How does she manage to get out? We shall know by watching a few pupae placed at the
bottom of a test-tube filled with earth. The method of the Flesh flies will teach
us that of the greenbottles and the other Flies, all of whom make use of the same
means.
Enclosed in her pupa, the nascent fly begins by bursting the lid of her casket with
a hernia which comes between her two eyes and doubles or trebles the size of her
head. This cephalic blister throbs: it swells and subsides by turns, owing to the
alternate flux and reflux of the blood. It is like the piston of an hydraulic press
opening and forcing back the front part of the keg.

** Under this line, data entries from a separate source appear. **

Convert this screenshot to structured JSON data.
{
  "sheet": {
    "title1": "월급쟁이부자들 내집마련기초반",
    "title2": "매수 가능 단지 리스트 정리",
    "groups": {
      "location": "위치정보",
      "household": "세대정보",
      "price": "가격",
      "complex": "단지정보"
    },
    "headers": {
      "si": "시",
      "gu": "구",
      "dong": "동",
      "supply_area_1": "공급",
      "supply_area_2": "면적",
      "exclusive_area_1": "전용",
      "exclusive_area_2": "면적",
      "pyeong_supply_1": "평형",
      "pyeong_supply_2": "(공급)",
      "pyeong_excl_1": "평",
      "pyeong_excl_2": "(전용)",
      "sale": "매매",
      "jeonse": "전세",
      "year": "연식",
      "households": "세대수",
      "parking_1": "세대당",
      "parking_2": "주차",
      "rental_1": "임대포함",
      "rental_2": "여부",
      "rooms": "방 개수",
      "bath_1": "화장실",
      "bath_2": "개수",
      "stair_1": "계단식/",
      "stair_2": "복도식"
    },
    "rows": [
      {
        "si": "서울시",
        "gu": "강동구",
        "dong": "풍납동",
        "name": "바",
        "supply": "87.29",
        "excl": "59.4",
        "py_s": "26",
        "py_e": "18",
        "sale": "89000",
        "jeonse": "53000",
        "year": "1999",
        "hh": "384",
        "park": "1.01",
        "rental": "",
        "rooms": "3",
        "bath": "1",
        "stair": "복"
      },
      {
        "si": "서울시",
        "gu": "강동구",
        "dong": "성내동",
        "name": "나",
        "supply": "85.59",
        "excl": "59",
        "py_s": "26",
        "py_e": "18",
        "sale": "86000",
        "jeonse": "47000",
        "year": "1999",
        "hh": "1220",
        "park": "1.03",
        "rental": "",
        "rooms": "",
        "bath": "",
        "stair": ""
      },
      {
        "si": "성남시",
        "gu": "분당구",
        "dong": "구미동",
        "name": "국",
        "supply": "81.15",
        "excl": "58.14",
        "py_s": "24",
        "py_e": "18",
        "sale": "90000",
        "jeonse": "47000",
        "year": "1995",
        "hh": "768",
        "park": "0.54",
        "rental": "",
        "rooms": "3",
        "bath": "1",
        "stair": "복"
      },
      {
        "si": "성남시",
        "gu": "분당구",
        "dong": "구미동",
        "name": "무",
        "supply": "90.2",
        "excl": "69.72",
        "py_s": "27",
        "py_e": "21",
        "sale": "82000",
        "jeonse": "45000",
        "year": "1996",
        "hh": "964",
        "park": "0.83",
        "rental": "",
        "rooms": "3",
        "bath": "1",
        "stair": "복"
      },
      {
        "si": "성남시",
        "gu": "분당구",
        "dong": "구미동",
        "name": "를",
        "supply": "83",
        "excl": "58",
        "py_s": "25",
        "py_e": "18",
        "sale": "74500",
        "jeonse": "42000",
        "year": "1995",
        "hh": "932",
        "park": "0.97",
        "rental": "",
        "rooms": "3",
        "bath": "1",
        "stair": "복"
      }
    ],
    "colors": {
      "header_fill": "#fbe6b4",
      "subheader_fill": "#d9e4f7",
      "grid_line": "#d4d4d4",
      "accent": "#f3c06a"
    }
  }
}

The head makes its appearance. The hydrocephalous monster continues the play of her
forehead, while herself remaining stationary. Inside the pupa, a delicate work is
being performed: the casting of the white nymphal tunic. All through this operation,
the hernia is still projecting. The head is not the head of a fly, but a queer, enormous
mitre, spreading at the base into two red skull caps, which are the eyes. To split
her cranium in the middle, shunt the two halves to the right and left and send surging
through the gap a tumor which staves the barrel with its pressure: this constitutes
the Fly's eccentric method.
For what reason does the hernia, once the keg is staved, continue swollen and projecting?
I take it to be a waste pocket into which the insect momentarily forces back its
reserves of blood in order to diminish the bulk of the body to that extent and to
extract it more easily from the nymphal slough and afterwards from the narrow channel
of the shell. As long as the operation of the release lasts, it pushes outside all
that it is able to inject of its accumulated humors; it makes itself small inside
the pupa and swells into a bloated deformity without. Two hours and more are spent
in this laborious stripping.
At last, the fly comes into view. The wings, mere scanty stumps, hardly reach the
middle of the abdomen. On the outer edge, they have a deep notch similar to the waist
of a violin. This diminishes by just so much the surface and the length, an excellent
device for decreasing the friction along the earthy column which has next to be scaled.
The hydrocephalous one resumes her performance more vigorously than ever; she inflates
and deflates her frontal knob. The pounded sand rustles down the insect's sides.
The legs play but a secondary part. Stretched behind, motionless, when the piston
stroke is delivered, they furnish a support. As the sand descends, they pile it and
nimbly push it back, after which they drag along lifelessly until the next avalanche.
The head advances each time by a length equal to that of the sand displaced. Each
stroke of the frontal swelling means a step forward. In a dry, loose soil, things
go pretty fast. A column six inches high is traversed in less than a quarter of an
hour.
As soon as it reaches the surface, the insect, covered with dust, proceeds to make
its toilet. It thrusts out the blister of its forehead for the last time and brushes
it carefully with its front tarsi. It is important that the little pounding engine
should be carefully dusted before it is taken inside to form a forehead that will
open no more: this lest any grit should lodge in the head. The wings are carefully
brushed and polished; they lose their curved notches; they lengthen and spread. Then,
motionless on the surface of the sand, the fly matures fully. Let us set her at liberty.
She will go and join the others on the Snakes in my pans.